GI-MS45-01 - Fighting the Wind Mills: Are Crystallographers the Successors of Don Quixote?


Massimo Nespolo (University of Lorraine, France)

Crystallography is a perfect candidate to represent the popular adagio “victim of its success”. Everybody agrees that the contribution of crystallographers to a wide range of disciplines is of paramount importance, yet lectures specifically devoted to crystallography are becoming an endangered species, and open positions for crystallography as rare as unicorns. The consequences of this pernicious choice are multiple, including the frequent occurrence of sloppy, if not fundamentally incorrect, statements in the literature, and the huge difficulties experimentalists meet to find answers to practical problems which would not be an obstacle had they received a solid crystallographic education.
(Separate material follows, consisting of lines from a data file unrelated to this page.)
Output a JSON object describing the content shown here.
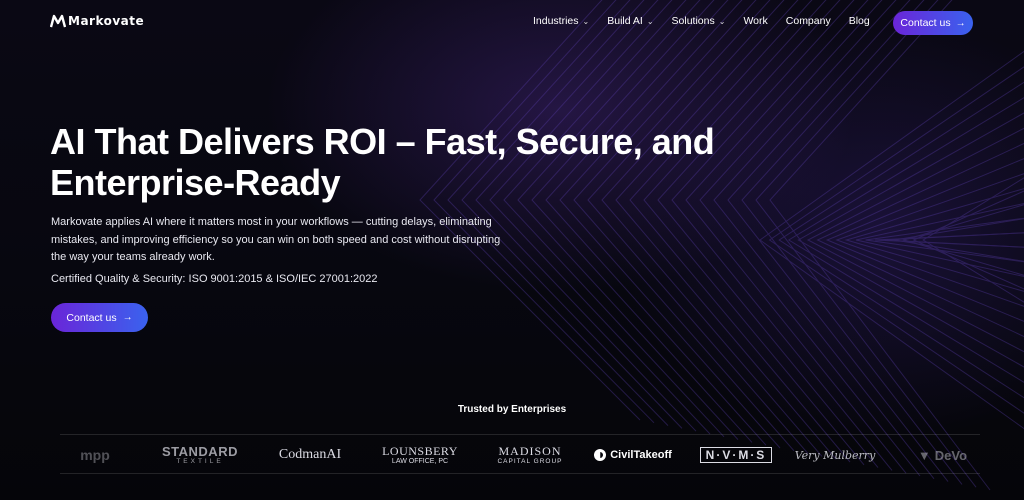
{
  "brand": {
    "name": "Markovate",
    "logo_icon": "markovate-logo-icon"
  },
  "nav": {
    "items": [
      {
        "label": "Industries",
        "has_dropdown": true
      },
      {
        "label": "Build AI",
        "has_dropdown": true
      },
      {
        "label": "Solutions",
        "has_dropdown": true
      },
      {
        "label": "Work",
        "has_dropdown": false
      },
      {
        "label": "Company",
        "has_dropdown": false
      },
      {
        "label": "Blog",
        "has_dropdown": false
      }
    ],
    "cta_label": "Contact us",
    "cta_icon": "arrow-right-icon"
  },
  "hero": {
    "title_line1": "AI That Delivers ROI – Fast, Secure, and",
    "title_line2": "Enterprise-Ready",
    "description": "Markovate applies AI where it matters most in your workflows — cutting delays, eliminating mistakes, and improving efficiency so you can win on both speed and cost without disrupting the way your teams already work.",
    "certification": "Certified Quality & Security: ISO 9001:2015 & ISO/IEC 27001:2022",
    "cta_label": "Contact us"
  },
  "trust": {
    "heading": "Trusted by Enterprises",
    "clients": {
      "mpp": "mpp",
      "standard_l1": "STANDARD",
      "standard_l2": "TEXTILE",
      "codman": "CodmanAI",
      "lounsbery_l1": "LOUNSBERY",
      "lounsbery_l2": "LAW OFFICE, PC",
      "madison_l1": "MADISON",
      "madison_l2": "CAPITAL GROUP",
      "civiltakeoff": "CivilTakeoff",
      "nvms": "N·V·M·S",
      "very_mulberry": "Very Mulberry",
      "devo": "DeVo"
    }
  },
  "colors": {
    "background": "#06060c",
    "cta_gradient_start": "#6a25d8",
    "cta_gradient_end": "#3a62ee",
    "text": "#ffffff"
  }
}
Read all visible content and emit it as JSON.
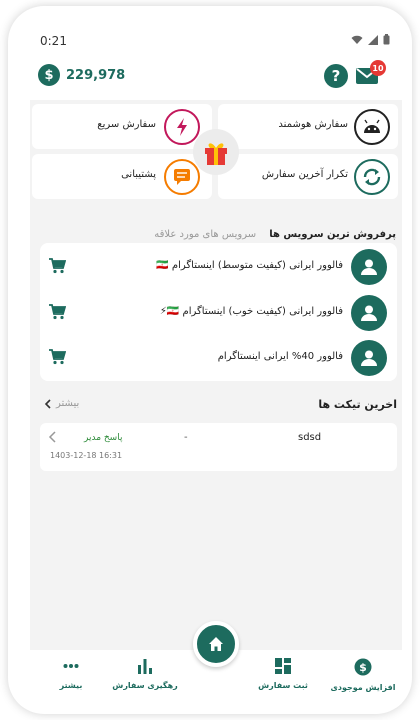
{
  "status_bar": {
    "time": "0:21"
  },
  "header": {
    "balance": "229,978",
    "mail_badge": "10"
  },
  "quick_actions": {
    "smart_order": "سفارش هوشمند",
    "fast_order": "سفارش سریع",
    "repeat_last_order": "تکرار آخرین سفارش",
    "support": "پشتیبانی"
  },
  "services_section": {
    "title": "پرفروش ترین سرویس ها",
    "subtitle": "سرویس های مورد علاقه",
    "items": [
      {
        "label": "فالوور ایرانی (کیفیت متوسط) اینستاگرام 🇮🇷"
      },
      {
        "label": "فالوور ایرانی (کیفیت خوب) اینستاگرام 🇮🇷⚡"
      },
      {
        "label": "فالوور 40% ایرانی اینستاگرام"
      }
    ]
  },
  "tickets_section": {
    "title": "اخرین تیکت ها",
    "more": "بیشتر",
    "items": [
      {
        "subject": "sdsd",
        "dash": "-",
        "status": "پاسخ مدیر",
        "date": "1403-12-18 16:31"
      }
    ]
  },
  "bottom_nav": {
    "add_balance": "افزایش موجودی",
    "new_order": "ثبت سفارش",
    "track_order": "رهگیری سفارش",
    "more": "بیشتر"
  },
  "colors": {
    "primary": "#1d6b5e",
    "accent_pink": "#c2185b",
    "accent_orange": "#f57c00",
    "badge_red": "#e53935",
    "status_green": "#2e8b3a"
  }
}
An increasing demand for intensive lectures and short courses has arisen in the last twenty years, to which the IUCr commissions have responded with tireless efforts. In this talk I will report about my personal experience as lecturer in tens of international schools around the world, which have been occasion to meet colleagues working in different fields and start collaborations which have taken advantage of the respective knowledge and expertise. In particular, I will emphasize the striking contrast between the reluctance of crystallographers to identify themselves as such and the request for crystallographers as lecturers in research facilities and Universities.